Top 10 revolutionary scientific theories
8. Oxygen theory of combustion: Antoine Lavoisier, 1770s
Lavoisier did not discover oxygen, but he figured out that it was the gas that combined with substances as they burned. Lavoisier thereby did away with the prevailing phlogiston theory and paved the way for the development of modern chemistry. It was a much safer revolution for Lavoisier than the political one that soon followed in France, so revolutionary that Lavoisier lost his head over it.
7. Plate tectonics: Alfred Wegener, 1912; J. Tuzo Wilson, 1960s
Wegener realized that the continents drifted around as early as 1912. But it wasn’t until the 1960s that scientists put the pieces together in a comprehensive theory of plate tectonics. Wilson, a Canadian geophysicist, was a key contributor of some of the major pieces, while many other researchers also played prominent roles. (Keep in mind that plate tectonics should not be confused with Plates Tectonic, a good name for a revolutionary science-theme restaurant.)
6. Statistical mechanics: James Clerk Maxwell, Ludwig Boltzmann, J. Willard Gibbs, late 19th century
By explaining heat in terms of the statistical behavior of atoms and molecules, statistical mechanics made sense of thermodynamics and also provided strong evidence for the reality of atoms. Besides that, statistical mechanics established the role of probabilistic math in the physical sciences. Modern extensions of statistical mechanics (sometimes now called statistical physics) have been applied to everything from materials science and magnets to traffic jams and voting behavior. And even game theory.
5. Special relativity: Albert Einstein, 1905
In some ways special relativity was not so revolutionary, because it preserved a lot of classical physics. But come on. It merged space with time, matter with energy, made atomic bombs possible and lets you age slower during spaceflight. How revolutionary do you want to get?

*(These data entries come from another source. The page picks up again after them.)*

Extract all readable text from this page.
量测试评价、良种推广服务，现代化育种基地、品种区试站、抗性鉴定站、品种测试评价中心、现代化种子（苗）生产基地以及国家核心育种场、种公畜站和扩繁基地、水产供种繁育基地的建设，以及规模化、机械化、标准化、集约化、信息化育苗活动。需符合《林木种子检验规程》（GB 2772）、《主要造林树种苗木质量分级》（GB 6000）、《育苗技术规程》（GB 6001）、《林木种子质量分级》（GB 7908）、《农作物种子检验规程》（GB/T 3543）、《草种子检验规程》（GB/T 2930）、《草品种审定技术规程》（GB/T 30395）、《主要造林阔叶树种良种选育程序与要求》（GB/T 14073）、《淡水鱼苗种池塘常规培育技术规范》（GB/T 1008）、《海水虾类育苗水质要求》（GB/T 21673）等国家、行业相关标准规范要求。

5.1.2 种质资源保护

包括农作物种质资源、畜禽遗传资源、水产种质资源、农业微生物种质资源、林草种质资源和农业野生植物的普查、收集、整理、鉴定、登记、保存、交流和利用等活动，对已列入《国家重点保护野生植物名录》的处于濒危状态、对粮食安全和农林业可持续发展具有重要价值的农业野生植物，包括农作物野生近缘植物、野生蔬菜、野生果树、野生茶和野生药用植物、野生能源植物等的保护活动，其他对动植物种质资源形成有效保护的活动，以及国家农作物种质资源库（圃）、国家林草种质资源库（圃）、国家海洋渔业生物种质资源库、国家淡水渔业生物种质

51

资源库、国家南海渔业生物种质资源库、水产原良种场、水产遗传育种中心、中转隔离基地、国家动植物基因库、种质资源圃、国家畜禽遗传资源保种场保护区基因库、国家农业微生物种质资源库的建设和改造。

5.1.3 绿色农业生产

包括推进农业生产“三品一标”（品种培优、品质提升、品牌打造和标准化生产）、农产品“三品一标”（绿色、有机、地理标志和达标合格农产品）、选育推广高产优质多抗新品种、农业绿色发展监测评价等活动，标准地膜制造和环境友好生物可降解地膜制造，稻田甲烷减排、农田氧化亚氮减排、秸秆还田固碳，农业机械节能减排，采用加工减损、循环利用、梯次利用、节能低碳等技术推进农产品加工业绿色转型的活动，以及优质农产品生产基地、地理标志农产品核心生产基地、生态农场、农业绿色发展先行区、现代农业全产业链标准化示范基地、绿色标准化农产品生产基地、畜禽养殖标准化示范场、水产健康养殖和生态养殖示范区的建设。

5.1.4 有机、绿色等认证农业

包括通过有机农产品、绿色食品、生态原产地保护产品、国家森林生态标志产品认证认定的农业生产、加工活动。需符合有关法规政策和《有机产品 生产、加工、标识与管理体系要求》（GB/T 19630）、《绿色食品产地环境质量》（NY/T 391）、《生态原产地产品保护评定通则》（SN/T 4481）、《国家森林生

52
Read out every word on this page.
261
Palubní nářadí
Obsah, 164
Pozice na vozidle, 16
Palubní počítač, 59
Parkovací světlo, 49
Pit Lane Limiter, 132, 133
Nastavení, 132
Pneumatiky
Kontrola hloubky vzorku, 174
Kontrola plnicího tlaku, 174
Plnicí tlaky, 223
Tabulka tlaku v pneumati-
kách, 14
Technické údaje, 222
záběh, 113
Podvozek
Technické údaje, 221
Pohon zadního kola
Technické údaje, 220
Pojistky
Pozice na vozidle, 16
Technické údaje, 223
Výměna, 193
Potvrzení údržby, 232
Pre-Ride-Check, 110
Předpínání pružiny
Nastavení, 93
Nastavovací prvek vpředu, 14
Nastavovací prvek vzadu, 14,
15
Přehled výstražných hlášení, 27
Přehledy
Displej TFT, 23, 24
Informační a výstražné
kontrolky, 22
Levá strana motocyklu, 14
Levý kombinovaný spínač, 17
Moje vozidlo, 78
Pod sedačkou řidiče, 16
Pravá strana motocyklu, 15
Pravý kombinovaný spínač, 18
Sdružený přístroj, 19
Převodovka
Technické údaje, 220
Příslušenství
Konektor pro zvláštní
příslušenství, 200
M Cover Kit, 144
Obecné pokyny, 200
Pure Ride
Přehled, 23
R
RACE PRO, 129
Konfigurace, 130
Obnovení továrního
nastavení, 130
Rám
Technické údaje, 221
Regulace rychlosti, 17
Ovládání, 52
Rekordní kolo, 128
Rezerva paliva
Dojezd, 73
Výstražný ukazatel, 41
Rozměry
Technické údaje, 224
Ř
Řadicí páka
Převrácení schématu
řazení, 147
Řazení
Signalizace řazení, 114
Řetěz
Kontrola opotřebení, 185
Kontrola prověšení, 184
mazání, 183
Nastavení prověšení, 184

4. General relativity: Einstein, 1915
General relativity was much more revolutionary than special relativity, because it ditched Newton’s law of gravity in favor of curved spacetime. And opened scientists’ eyes to the whole history of the expanding universe. And provided science fiction writers with black holes.
3. Quantum theory: Max Planck, Einstein, Niels Bohr, Werner Heisenberg, Erwin Schrödinger, Max Born, Paul Dirac, 1900–1926
Quantum theory ripped the entire fabric of classical physics to shreds, demolished ordinary notions of the nature of reality, screwed up entire philosophies of cause and effect and revealed peculiarities about nature that nobody, no matter how imaginative, could ever have imagined. Seriously, it’s hard to believe it’s only Number 3.
2. Evolution by natural selection: Charles Darwin, 1859
Darwin showed that the intricate complexity of life and the intricate relationships among life-forms could emerge and survive from natural processes, with no need for a designer or an ark. He opened the human mind to pursuing natural science unimpaired by supernatural prejudices. His theory was so revolutionary that some people still doubt it. They shouldn’t.
1. Heliocentrism: Copernicus, 1543
One of the greatest insights ever, conceived by some ancient Greeks but established only two millennia later: the Earth revolves around the sun (as do other planets). It’s Number 1 because it was the first. Where did you think word revolutionary came from, anyway? (It was only rarely used to mean what it does today before Copernicus put revolutions in the title of his revolutionary book.)